Christian groups include Roman Catholics, Anglicans, Baptists, Seventh-day Adventists, and other Evangelical groups. Jehovah's Witnesses are active in the country and recognized by the Government.

Other religions 
There is a small community of the Baháʼí Faith. There are small numbers of Hindus, Buddhists, and traditional Chinese religious groups among the expatriate community.

Traditional beliefs 

The Sande society is a secret women's association found in Liberia, Sierra Leone and Guinea that initiates girls into adulthood, confers fertility, instills notions of morality and proper sexual comportment, and maintains an interest in the well-being of its members throughout their lives. In addition, Sande champions women's social and political interests and promotes their solidarity vis-a-vis the Poro society, a complementary institution for men. Today this social institution is found among the Bassa, Gola, Kissi, Kpelle, Loma, Mano and Vai of Liberia.

Throughout the region, the complementarity of men's and women's gender roles – evident in such diverse activities as farming, cloth production, and musical performances – reach full expression. The women's Sande and men's Poro associations alternate political and ritual control of "the land" (a concept embracing the natural and supernatural worlds) for periods of three and four years respectively. During Sande's sovereignty, all signs of the men's society are banished.

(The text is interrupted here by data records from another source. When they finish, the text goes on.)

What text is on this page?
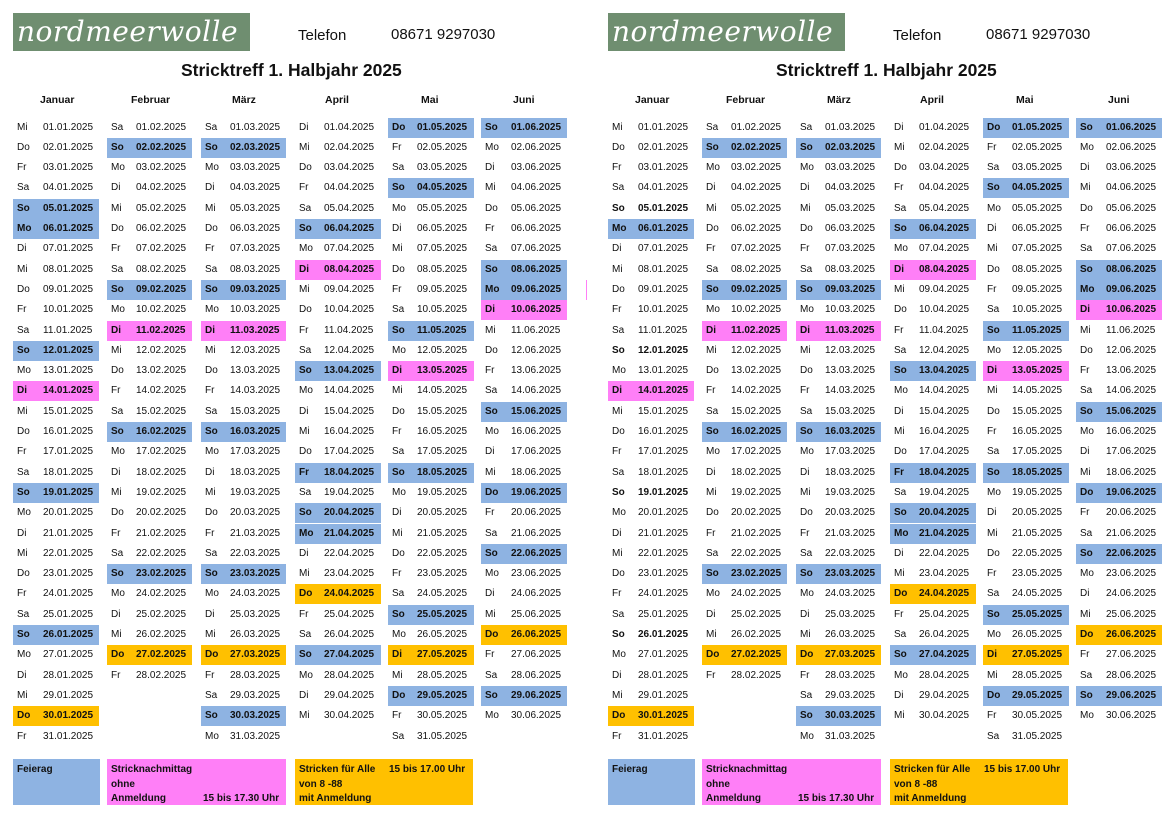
nordmeerwolle	Telefon	08671 9297030
Stricktreff 1. Halbjahr 2025
Januar
Mi 01.01.2025
Do 02.01.2025
Fr 03.01.2025
Sa 04.01.2025
So 05.01.2025
Mo 06.01.2025
Di 07.01.2025
Mi 08.01.2025
Do 09.01.2025
Fr 10.01.2025
Sa 11.01.2025
So 12.01.2025
Mo 13.01.2025
Di 14.01.2025
Mi 15.01.2025
Do 16.01.2025
Fr 17.01.2025
Sa 18.01.2025
So 19.01.2025
Mo 20.01.2025
Di 21.01.2025
Mi 22.01.2025
Do 23.01.2025
Fr 24.01.2025
Sa 25.01.2025
So 26.01.2025
Mo 27.01.2025
Di 28.01.2025
Mi 29.01.2025
Do 30.01.2025
Fr 31.01.2025
Februar
Sa 01.02.2025
So 02.02.2025
Mo 03.02.2025
Di 04.02.2025
Mi 05.02.2025
Do 06.02.2025
Fr 07.02.2025
Sa 08.02.2025
So 09.02.2025
Mo 10.02.2025
Di 11.02.2025
Mi 12.02.2025
Do 13.02.2025
Fr 14.02.2025
Sa 15.02.2025
So 16.02.2025
Mo 17.02.2025
Di 18.02.2025
Mi 19.02.2025
Do 20.02.2025
Fr 21.02.2025
Sa 22.02.2025
So 23.02.2025
Mo 24.02.2025
Di 25.02.2025
Mi 26.02.2025
Do 27.02.2025
Fr 28.02.2025
März
Sa 01.03.2025
So 02.03.2025
Mo 03.03.2025
Di 04.03.2025
Mi 05.03.2025
Do 06.03.2025
Fr 07.03.2025
Sa 08.03.2025
So 09.03.2025
Mo 10.03.2025
Di 11.03.2025
Mi 12.03.2025
Do 13.03.2025
Fr 14.03.2025
Sa 15.03.2025
So 16.03.2025
Mo 17.03.2025
Di 18.03.2025
Mi 19.03.2025
Do 20.03.2025
Fr 21.03.2025
Sa 22.03.2025
So 23.03.2025
Mo 24.03.2025
Di 25.03.2025
Mi 26.03.2025
Do 27.03.2025
Fr 28.03.2025
Sa 29.03.2025
So 30.03.2025
Mo 31.03.2025
April
Di 01.04.2025
Mi 02.04.2025
Do 03.04.2025
Fr 04.04.2025
Sa 05.04.2025
So 06.04.2025
Mo 07.04.2025
Di 08.04.2025
Mi 09.04.2025
Do 10.04.2025
Fr 11.04.2025
Sa 12.04.2025
So 13.04.2025
Mo 14.04.2025
Di 15.04.2025
Mi 16.04.2025
Do 17.04.2025
Fr 18.04.2025
Sa 19.04.2025
So 20.04.2025
Mo 21.04.2025
Di 22.04.2025
Mi 23.04.2025
Do 24.04.2025
Fr 25.04.2025
Sa 26.04.2025
So 27.04.2025
Mo 28.04.2025
Di 29.04.2025
Mi 30.04.2025
Mai
Do 01.05.2025
Fr 02.05.2025
Sa 03.05.2025
So 04.05.2025
Mo 05.05.2025
Di 06.05.2025
Mi 07.05.2025
Do 08.05.2025
Fr 09.05.2025
Sa 10.05.2025
So 11.05.2025
Mo 12.05.2025
Di 13.05.2025
Mi 14.05.2025
Do 15.05.2025
Fr 16.05.2025
Sa 17.05.2025
So 18.05.2025
Mo 19.05.2025
Di 20.05.2025
Mi 21.05.2025
Do 22.05.2025
Fr 23.05.2025
Sa 24.05.2025
So 25.05.2025
Mo 26.05.2025
Di 27.05.2025
Mi 28.05.2025
Do 29.05.2025
Fr 30.05.2025
Sa 31.05.2025
Juni
So 01.06.2025
Mo 02.06.2025
Di 03.06.2025
Mi 04.06.2025
Do 05.06.2025
Fr 06.06.2025
Sa 07.06.2025
So 08.06.2025
Mo 09.06.2025
Di 10.06.2025
Mi 11.06.2025
Do 12.06.2025
Fr 13.06.2025
Sa 14.06.2025
So 15.06.2025
Mo 16.06.2025
Di 17.06.2025
Mi 18.06.2025
Do 19.06.2025
Fr 20.06.2025
Sa 21.06.2025
So 22.06.2025
Mo 23.06.2025
Di 24.06.2025
Mi 25.06.2025
Do 26.06.2025
Fr 27.06.2025
Sa 28.06.2025
So 29.06.2025
Mo 30.06.2025
Feierag	Stricknachmittag
ohne
Anmeldung	15 bis 17.30 Uhr
Stricken für Alle
von 8 -88
mit Anmeldung
15 bis 17.00 Uhr
nordmeerwolle	Telefon	08671 9297030
Stricktreff 1. Halbjahr 2025
Januar
Mi 01.01.2025
Do 02.01.2025
Fr 03.01.2025
Sa 04.01.2025
So 05.01.2025
Mo 06.01.2025
Di 07.01.2025
Mi 08.01.2025
Do 09.01.2025
Fr 10.01.2025
Sa 11.01.2025
So 12.01.2025
Mo 13.01.2025
Di 14.01.2025
Mi 15.01.2025
Do 16.01.2025
Fr 17.01.2025
Sa 18.01.2025
So 19.01.2025
Mo 20.01.2025
Di 21.01.2025
Mi 22.01.2025
Do 23.01.2025
Fr 24.01.2025
Sa 25.01.2025
So 26.01.2025
Mo 27.01.2025
Di 28.01.2025
Mi 29.01.2025
Do 30.01.2025
Fr 31.01.2025
Februar
Sa 01.02.2025
So 02.02.2025
Mo 03.02.2025
Di 04.02.2025
Mi 05.02.2025
Do 06.02.2025
Fr 07.02.2025
Sa 08.02.2025
So 09.02.2025
Mo 10.02.2025
Di 11.02.2025
Mi 12.02.2025
Do 13.02.2025
Fr 14.02.2025
Sa 15.02.2025
So 16.02.2025
Mo 17.02.2025
Di 18.02.2025
Mi 19.02.2025
Do 20.02.2025
Fr 21.02.2025
Sa 22.02.2025
So 23.02.2025
Mo 24.02.2025
Di 25.02.2025
Mi 26.02.2025
Do 27.02.2025
Fr 28.02.2025
März
Sa 01.03.2025
So 02.03.2025
Mo 03.03.2025
Di 04.03.2025
Mi 05.03.2025
Do 06.03.2025
Fr 07.03.2025
Sa 08.03.2025
So 09.03.2025
Mo 10.03.2025
Di 11.03.2025
Mi 12.03.2025
Do 13.03.2025
Fr 14.03.2025
Sa 15.03.2025
So 16.03.2025
Mo 17.03.2025
Di 18.03.2025
Mi 19.03.2025
Do 20.03.2025
Fr 21.03.2025
Sa 22.03.2025
So 23.03.2025
Mo 24.03.2025
Di 25.03.2025
Mi 26.03.2025
Do 27.03.2025
Fr 28.03.2025
Sa 29.03.2025
So 30.03.2025
Mo 31.03.2025
April
Di 01.04.2025
Mi 02.04.2025
Do 03.04.2025
Fr 04.04.2025
Sa 05.04.2025
So 06.04.2025
Mo 07.04.2025
Di 08.04.2025
Mi 09.04.2025
Do 10.04.2025
Fr 11.04.2025
Sa 12.04.2025
So 13.04.2025
Mo 14.04.2025
Di 15.04.2025
Mi 16.04.2025
Do 17.04.2025
Fr 18.04.2025
Sa 19.04.2025
So 20.04.2025
Mo 21.04.2025
Di 22.04.2025
Mi 23.04.2025
Do 24.04.2025
Fr 25.04.2025
Sa 26.04.2025
So 27.04.2025
Mo 28.04.2025
Di 29.04.2025
Mi 30.04.2025
Mai
Do 01.05.2025
Fr 02.05.2025
Sa 03.05.2025
So 04.05.2025
Mo 05.05.2025
Di 06.05.2025
Mi 07.05.2025
Do 08.05.2025
Fr 09.05.2025
Sa 10.05.2025
So 11.05.2025
Mo 12.05.2025
Di 13.05.2025
Mi 14.05.2025
Do 15.05.2025
Fr 16.05.2025
Sa 17.05.2025
So 18.05.2025
Mo 19.05.2025
Di 20.05.2025
Mi 21.05.2025
Do 22.05.2025
Fr 23.05.2025
Sa 24.05.2025
So 25.05.2025
Mo 26.05.2025
Di 27.05.2025
Mi 28.05.2025
Do 29.05.2025
Fr 30.05.2025
Sa 31.05.2025
Juni
So 01.06.2025
Mo 02.06.2025
Di 03.06.2025
Mi 04.06.2025
Do 05.06.2025
Fr 06.06.2025
Sa 07.06.2025
So 08.06.2025
Mo 09.06.2025
Di 10.06.2025
Mi 11.06.2025
Do 12.06.2025
Fr 13.06.2025
Sa 14.06.2025
So 15.06.2025
Mo 16.06.2025
Di 17.06.2025
Mi 18.06.2025
Do 19.06.2025
Fr 20.06.2025
Sa 21.06.2025
So 22.06.2025
Mo 23.06.2025
Di 24.06.2025
Mi 25.06.2025
Do 26.06.2025
Fr 27.06.2025
Sa 28.06.2025
So 29.06.2025
Mo 30.06.2025
Feierag	Stricknachmittag
ohne
Anmeldung	15 bis 17.30 Uhr
Stricken für Alle
von 8 -88
mit Anmeldung
15 bis 17.00 Uhr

At the end of this three-year period, the Sande leadership "turns over the land" to its counterparts in the Poro Society for another four years, and after a rest period the ritual cycle begins anew. The alternating three- and four-year initiation cycles for women and men respectively are one example of the widespread use of the numbers 3 and 4 to signify the gender of people, places and events; together the numbers equal seven, a sacred number throughout the region.

Religious geography 
Muslims constitute a majority in all four major regions of Guinea. Christians are most numerous in Conakry, large cities, the south, and the eastern Forest Region. Indigenous religious beliefs are most prevalent in the Forest Region.

Religious freedom

Formal protections 
The Constitution of Guinea, although suspended from the time of the 2009 military junta until after the 2010 democratic elections, writes that Guinea is a secular state where all enjoy equality before the law, regardless of religion. The constitution provides for the right of individuals to choose, change, and practice the religion of their choice.

The Guinean government's Secretariat of Religious Affairs aims to promote better relations among religious denominations and ameliorate interethnic tensions. The secretary general of religious affairs appoints six national directors to lead the offices of Christian affairs, Islamic affairs, pilgrimages, places of worship, economic affairs and the endowment, and general inspector.

The imams and administrative staff of the principal mosque in the capital city of Conakry, and the principal mosques in the main cities of the four regions,  are government employees. These mosques are directly under the administration of the government.

The government observes the following religious holidays as national holidays: the Birth of the Prophet Muhammad, Easter Monday, Assumption Day, Eid al-Fitr, Tabaski, and Christmas.

In Guinean society 
In some parts of Guinea, strong familial, communal, cultural, social, or economic pressure discourage conversion from Islam. It has been reported that in the town of Dinguiraye, a holy city for African Muslims, public celebration of non-Muslim religious holidays or festivals are not permitted. Dinguiraye town authorities have also refused permission to build a church within its boundaries.

Ethno-religious violence 

There were 3 days of ethno-religious fighting in the city of Nzerekore in July 2013. Fighting between ethnic Kpelle, who are Christian or animist, and ethnic Konianke, who are Muslims and close to the larger Malinke ethnic group, left at least 54 dead. The dead included people who were killed with machetes and burned alive. The violence ended after the Guinea military imposed a curfew, and President Conde made a televised appeal for calm.